The terms, manner and condition of the gift are left to her. Considering the probable amount of her income, it would not be strange if the testatrix supposed that she might without great inconvenience pay the sum by instalments or otherwise as she preferred.
In 1865 the common law was changed by a statute which, without any change material to the present question, is still in force, as follows: “When a life estate in any personal estate shall be given by will to one, and the remainder to another, and there shall be no trustee named for such estate during the continuance of the life estate therein, the court of probate having cognizance of such will may order the executor to deliver the said personal estate to the person having the life estate, upon his giving a probate bond; * * * and in case such person shall fail to give bond as aforesaid, said court shall appoint a trustee for such estate during the continuance of such life estate.” Gen. Statutes, § 559. This statute has no application in this case if it is opposed to or inconsistent with the direction given by the testatrix, as it was her right to dispose of her property in such manner and upon such terms as she chose.

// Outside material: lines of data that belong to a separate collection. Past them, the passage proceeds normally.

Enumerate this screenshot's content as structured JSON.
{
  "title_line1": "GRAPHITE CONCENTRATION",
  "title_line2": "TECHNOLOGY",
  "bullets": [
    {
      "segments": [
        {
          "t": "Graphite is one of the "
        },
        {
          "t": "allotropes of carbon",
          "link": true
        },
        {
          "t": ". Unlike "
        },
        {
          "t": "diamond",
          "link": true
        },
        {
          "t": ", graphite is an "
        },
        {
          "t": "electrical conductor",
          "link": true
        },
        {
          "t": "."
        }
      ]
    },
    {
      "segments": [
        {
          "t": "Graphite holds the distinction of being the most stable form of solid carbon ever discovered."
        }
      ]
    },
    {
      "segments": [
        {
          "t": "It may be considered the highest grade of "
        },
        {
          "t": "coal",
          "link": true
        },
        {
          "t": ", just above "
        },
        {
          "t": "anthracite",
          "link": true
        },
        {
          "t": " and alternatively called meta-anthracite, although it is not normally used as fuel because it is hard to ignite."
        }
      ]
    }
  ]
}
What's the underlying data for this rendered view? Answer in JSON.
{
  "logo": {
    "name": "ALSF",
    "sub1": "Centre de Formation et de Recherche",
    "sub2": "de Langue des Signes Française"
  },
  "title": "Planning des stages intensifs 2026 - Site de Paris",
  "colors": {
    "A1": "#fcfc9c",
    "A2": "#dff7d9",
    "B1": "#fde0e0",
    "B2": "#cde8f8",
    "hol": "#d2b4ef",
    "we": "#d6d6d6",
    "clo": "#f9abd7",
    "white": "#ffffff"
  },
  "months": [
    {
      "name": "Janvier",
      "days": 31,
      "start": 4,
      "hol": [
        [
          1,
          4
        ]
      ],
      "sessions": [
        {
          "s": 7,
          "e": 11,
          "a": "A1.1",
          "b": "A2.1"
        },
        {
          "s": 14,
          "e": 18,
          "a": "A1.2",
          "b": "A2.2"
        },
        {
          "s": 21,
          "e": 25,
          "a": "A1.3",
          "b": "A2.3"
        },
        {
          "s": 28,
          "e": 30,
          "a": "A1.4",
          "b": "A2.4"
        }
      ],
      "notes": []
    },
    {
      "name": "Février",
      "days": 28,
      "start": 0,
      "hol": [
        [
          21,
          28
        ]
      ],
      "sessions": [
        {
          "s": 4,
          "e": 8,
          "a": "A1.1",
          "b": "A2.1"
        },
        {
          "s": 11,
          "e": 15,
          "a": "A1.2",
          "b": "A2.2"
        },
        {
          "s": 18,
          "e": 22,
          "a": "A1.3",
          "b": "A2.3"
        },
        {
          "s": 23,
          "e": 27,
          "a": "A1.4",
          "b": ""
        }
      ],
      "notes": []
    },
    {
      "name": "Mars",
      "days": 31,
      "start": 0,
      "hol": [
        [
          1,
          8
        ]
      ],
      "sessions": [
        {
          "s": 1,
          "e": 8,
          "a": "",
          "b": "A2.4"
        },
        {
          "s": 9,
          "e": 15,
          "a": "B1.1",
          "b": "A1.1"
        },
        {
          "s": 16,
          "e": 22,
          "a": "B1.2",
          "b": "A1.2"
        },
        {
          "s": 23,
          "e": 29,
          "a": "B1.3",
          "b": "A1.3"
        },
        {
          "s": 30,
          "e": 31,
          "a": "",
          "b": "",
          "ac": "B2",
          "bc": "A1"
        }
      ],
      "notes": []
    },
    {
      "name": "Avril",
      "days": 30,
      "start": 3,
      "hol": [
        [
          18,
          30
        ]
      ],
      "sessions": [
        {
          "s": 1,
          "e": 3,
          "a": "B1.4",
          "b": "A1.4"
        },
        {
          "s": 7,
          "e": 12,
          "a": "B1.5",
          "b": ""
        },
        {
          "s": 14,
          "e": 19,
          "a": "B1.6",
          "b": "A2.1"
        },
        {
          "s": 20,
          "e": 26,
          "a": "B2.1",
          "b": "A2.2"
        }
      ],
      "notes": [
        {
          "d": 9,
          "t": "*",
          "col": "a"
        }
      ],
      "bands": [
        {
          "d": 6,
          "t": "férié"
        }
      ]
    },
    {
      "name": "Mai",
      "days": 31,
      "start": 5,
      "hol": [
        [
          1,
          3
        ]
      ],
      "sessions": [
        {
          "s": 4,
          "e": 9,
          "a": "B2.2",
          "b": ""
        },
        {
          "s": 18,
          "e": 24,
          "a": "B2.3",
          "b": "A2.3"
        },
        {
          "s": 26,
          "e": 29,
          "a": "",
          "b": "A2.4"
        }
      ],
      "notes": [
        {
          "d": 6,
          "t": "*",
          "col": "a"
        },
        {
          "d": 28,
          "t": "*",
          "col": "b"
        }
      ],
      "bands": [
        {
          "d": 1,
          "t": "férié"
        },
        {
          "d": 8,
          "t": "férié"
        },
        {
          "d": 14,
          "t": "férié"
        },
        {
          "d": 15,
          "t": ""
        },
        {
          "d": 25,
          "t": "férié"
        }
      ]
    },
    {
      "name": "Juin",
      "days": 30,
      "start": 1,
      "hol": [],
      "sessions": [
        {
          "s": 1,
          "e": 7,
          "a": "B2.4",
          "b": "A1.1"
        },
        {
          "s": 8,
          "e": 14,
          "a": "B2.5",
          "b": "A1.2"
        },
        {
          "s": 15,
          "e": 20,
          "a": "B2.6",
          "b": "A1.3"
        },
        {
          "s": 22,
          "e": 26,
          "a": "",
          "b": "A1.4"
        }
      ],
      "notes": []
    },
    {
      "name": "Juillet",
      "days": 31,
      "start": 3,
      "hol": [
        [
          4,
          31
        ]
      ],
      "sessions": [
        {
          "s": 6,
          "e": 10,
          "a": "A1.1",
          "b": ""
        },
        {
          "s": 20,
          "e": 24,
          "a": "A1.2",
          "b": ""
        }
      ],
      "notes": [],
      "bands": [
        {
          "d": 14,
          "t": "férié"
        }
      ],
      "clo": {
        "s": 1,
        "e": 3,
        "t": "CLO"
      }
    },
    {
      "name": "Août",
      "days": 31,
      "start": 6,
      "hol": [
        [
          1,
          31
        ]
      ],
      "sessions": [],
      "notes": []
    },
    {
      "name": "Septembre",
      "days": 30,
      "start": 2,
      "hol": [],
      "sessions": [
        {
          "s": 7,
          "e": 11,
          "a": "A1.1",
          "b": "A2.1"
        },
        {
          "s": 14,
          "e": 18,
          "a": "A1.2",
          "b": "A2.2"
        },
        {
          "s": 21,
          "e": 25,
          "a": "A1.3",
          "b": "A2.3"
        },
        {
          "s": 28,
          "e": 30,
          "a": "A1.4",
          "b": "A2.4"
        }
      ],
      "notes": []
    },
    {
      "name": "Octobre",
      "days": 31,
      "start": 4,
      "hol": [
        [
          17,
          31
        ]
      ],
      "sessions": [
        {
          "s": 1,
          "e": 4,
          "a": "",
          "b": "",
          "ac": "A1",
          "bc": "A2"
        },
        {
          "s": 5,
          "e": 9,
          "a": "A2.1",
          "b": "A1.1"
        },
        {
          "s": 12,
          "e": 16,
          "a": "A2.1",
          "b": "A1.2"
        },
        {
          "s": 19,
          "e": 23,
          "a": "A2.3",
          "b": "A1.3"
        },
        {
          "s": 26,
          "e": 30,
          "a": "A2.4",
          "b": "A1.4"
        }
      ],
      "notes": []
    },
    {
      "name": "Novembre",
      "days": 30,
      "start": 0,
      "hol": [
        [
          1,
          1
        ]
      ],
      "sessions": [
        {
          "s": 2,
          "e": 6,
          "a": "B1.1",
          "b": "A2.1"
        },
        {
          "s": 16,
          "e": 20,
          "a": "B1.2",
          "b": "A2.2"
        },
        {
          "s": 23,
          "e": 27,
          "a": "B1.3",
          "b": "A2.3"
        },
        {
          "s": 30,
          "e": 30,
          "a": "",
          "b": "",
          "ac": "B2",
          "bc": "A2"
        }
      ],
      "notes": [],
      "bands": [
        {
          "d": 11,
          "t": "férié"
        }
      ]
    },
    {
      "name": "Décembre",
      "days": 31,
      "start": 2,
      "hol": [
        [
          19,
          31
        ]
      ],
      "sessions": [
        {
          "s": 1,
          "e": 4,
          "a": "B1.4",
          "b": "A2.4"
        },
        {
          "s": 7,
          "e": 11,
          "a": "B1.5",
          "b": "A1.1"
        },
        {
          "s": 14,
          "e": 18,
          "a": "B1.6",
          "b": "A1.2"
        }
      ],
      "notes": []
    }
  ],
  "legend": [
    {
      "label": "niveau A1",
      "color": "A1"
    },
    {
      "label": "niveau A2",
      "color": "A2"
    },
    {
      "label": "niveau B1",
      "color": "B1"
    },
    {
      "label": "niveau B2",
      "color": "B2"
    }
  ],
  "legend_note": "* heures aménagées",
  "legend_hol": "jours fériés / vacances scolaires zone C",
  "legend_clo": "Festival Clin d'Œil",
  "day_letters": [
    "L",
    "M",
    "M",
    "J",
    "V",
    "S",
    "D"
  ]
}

She bequeathed the residuum to the plaintiff as trustee, in trust to deliver it to Miss McEckron when she reached twenty-one years of age. He has accepted the trust, and his plain duty is to execute it as directed by the will. By the unqualified language of the testatrix Miss McEckron is unconditionally entitled to take possession of the property and hold it, subject to her liability at common law to be required to give bonds, if a court of equity shall find cause.
In this opinion the other judges concurred, except Loomis, J., who dissented.